But The Explorers
Soon Found That Although The Pirogue Was To Be Left Behind,
The Way Was Too Difficult For A Portage Even For Canoes.
The Journal Says:
-
"We found great difficulty and some danger in even ascending
the creek thus far, in consequence of the rapids and rocks
of the channel of the creek, which just above where we brought
the canoes has a fall of five feet, with high steep bluffs beyond it.
We were very fortunate in finding, just below Portage Creek,
a cottonwood tree about twenty-two inches in diameter, large enough
to make the carriage-wheels.
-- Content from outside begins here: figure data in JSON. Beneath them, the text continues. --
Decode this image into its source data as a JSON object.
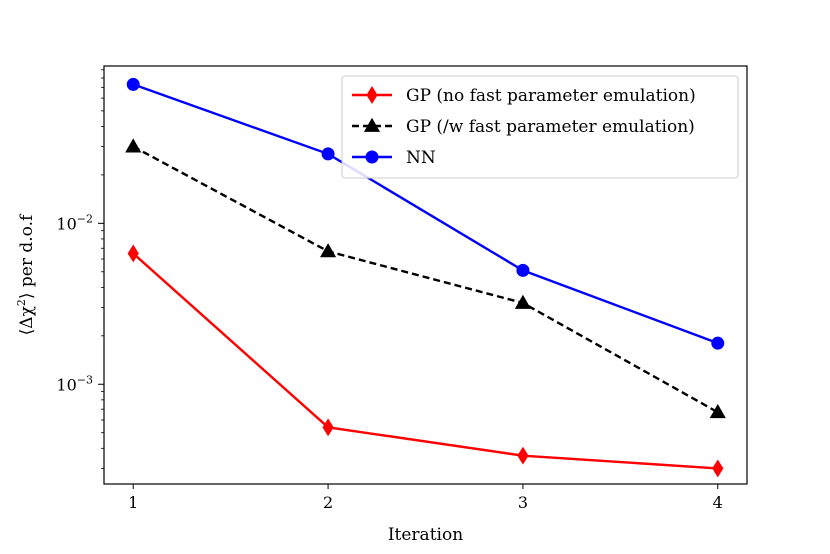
{
  "chart_data": {
    "type": "line",
    "xlabel": "Iteration",
    "ylabel": {
      "open": "⟨Δχ",
      "exp": "2",
      "close": "⟩ per d.o.f"
    },
    "yscale": "log",
    "xlim": [
      0.85,
      4.15
    ],
    "ylim": [
      0.00024,
      0.095
    ],
    "x": [
      1,
      2,
      3,
      4
    ],
    "x_ticks": [
      1,
      2,
      3,
      4
    ],
    "x_tick_labels": [
      "1",
      "2",
      "3",
      "4"
    ],
    "y_major_ticks": [
      0.001,
      0.01
    ],
    "y_tick_labels": [
      {
        "base": "10",
        "exp": "−3"
      },
      {
        "base": "10",
        "exp": "−2"
      }
    ],
    "legend_position": "top-right",
    "series": [
      {
        "name": "GP (no fast parameter emulation)",
        "values": [
          0.0065,
          0.00054,
          0.00036,
          0.0003
        ],
        "color": "#ff0000",
        "marker": "thin-diamond",
        "linestyle": "solid"
      },
      {
        "name": "GP (/w fast parameter emulation)",
        "values": [
          0.03,
          0.0067,
          0.0032,
          0.00067
        ],
        "color": "#000000",
        "marker": "triangle",
        "linestyle": "dashed"
      },
      {
        "name": "NN",
        "values": [
          0.073,
          0.027,
          0.0051,
          0.0018
        ],
        "color": "#0000ff",
        "marker": "circle",
        "linestyle": "solid"
      }
    ]
  }
}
It was, perhaps, the only one of the same
size within twenty miles; and the cottonwood which we are obliged
to employ in the other parts of the work is extremely soft and brittle.
The mast of the white pirogue, which we mean to leave behind,
supplied us with two axle-trees.
"There are vast quantities of buffalo feeding on the plains or watering
in the river, which is also strewed with the floating carcasses and limbs
of these animals. They go in large herds to water about the falls,
and as all the passages to the river near that place are narrow and steep,
the foremost are pressed into the river by the impatience of those behind.
In this way we have seen ten or a dozen disappear over the falls in a
few minutes. They afford excellent food for the wolves, bears, and birds
of prey; which circumstance may account for the reluctance of the bears
to yield their dominion over the neighborhood.